We had a longer driving day as we had hotel reservation in Adelaide the next day. We drove 341 km (212 miles) of the 604 km (375 miles) we had to go. Still we managed some stops to tour a sinkhole garden and another cave and an historic marker and route. The sun we enjoyed at breakfast disappeared behind clouds that lingered the rest of the day.
We had completed the most scenic sections of the Great Ocean Road and the coastal views were much ‘tamer.’ The majority of our travels were a bit inland and halfway through the drive we crossed from the state of Victoria to South Australia and entered the Limestone Coast. The area has a volcanic limestone base so is riddled with caves and sinkholes. There are quarries too as the limestone is used for housing blocks.
By the time we reached Mt. Gambier we were driving through thick forests. Trees as far as you can see on both sides of the road. The pine trees have all been planted and the bottom branches are trimmed off to promote upward growth. There was a large sawmill in Mt. Gambier and a big Kimberly-Clark pulp mill down the road in Robe.
Our first stop was the Blue Lake at Mt. Gambier, a volcanic caldera that filled up with water. It was very reminiscent of Crater Lake in Oregon; only smaller. Also in Mt. Gambier we toured the Umpherston Sinkhole – Cave Garden which is a lovely garden in a collapsed cave right beside a large lumber yard. It was originally the garden of a private residence and farm of that name back in the 1800s. All the way around the rim of the sinkhole hangs long thick strands of ivy. The path to the bottom circles halfway around the sinkhole under an overhanging rock shelf draped in ivy.
There were rows and rows of Hydrangea’s that had finished blooming.
Right in the middle of downtown Mt. Gambier is another sinkhole. The grounds around the sinkhole are planted in roses that have been deliberately pruned to have a tree-like shape with other flowers planted around the base. The idea, I guess, is that when the roses are not blooming there are still lots of colours from the other flowers. It was very tidy and pretty. Our next point of interest was the cave at Tantanoola – one large chamber discovered in the 1950s by a 16 year-old boy hunting rabbits with his ferret. He sent his ferret down a hole but the ferret never came back. When he dug around the hole he realized there was a large chamber below the surface. He went home for his brother, a rope and a flashlight and discovered the cave (and his ferret).

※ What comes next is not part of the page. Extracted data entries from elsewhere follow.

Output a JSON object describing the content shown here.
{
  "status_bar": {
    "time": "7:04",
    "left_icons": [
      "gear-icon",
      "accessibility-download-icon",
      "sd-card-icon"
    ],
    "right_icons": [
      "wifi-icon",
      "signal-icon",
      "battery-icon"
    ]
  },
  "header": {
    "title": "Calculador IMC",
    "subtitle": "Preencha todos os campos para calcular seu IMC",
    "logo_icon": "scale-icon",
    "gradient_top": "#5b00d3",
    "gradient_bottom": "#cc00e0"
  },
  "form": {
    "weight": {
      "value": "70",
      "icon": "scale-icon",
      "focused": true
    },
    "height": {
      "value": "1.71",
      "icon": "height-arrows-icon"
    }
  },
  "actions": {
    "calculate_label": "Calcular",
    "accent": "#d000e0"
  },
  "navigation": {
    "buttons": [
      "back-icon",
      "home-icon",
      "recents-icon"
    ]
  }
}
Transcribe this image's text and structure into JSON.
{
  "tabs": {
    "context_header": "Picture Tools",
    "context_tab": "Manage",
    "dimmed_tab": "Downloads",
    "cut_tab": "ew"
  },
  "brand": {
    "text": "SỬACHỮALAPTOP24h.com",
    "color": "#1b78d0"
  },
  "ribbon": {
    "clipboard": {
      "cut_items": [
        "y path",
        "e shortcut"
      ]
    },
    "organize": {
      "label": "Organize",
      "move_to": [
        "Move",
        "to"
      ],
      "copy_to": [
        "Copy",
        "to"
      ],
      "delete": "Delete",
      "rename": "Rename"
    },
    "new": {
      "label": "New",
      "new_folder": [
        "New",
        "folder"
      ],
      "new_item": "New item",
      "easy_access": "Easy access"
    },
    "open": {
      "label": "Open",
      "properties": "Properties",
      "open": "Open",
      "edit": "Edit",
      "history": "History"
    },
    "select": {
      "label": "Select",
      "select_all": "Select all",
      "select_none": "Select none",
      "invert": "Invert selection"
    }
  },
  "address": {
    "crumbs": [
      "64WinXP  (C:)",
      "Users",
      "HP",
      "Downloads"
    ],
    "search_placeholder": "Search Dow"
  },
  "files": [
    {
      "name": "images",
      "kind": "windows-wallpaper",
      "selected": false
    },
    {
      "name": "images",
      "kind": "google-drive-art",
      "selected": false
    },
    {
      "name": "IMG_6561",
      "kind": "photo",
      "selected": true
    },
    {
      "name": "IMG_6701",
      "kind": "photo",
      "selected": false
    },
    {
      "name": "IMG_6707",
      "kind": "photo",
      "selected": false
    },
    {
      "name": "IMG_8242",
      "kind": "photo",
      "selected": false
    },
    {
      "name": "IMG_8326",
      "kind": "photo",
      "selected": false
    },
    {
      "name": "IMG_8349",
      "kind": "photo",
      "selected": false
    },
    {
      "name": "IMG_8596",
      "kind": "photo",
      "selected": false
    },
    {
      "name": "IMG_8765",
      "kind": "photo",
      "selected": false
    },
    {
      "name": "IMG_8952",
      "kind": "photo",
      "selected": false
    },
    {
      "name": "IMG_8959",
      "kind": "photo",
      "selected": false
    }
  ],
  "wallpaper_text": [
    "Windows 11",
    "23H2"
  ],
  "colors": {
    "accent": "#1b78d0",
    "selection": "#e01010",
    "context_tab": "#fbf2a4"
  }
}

The boy’s family took out a lease on the property and operated it as an attraction until they turned it over to the state a few years before. There were many fascinating formations to see. It will take years for these slow water drips to increase the length of the stalactite.
The cave entrance where the ferret disappeared is the narrow crevasse in the photo on the right.
At Robe we stopped at the Chinese Memorial which commemorates the 16,500 Chinese that came to Australia during the 1860s to go to the gold fields in Victoria State. That government had imposed a 10 British pound per head levy on Chinese to discourage them from coming to search for gold, so they came ashore in South Australia at Robe and walked 200 miles over very desolate, dry country to get to the Ballarat Gold Fields. It was after 6 pm when we arrived in Kingston. We found a hotel right on the waterfront and after dinner we enjoyed a gorgeous sunset.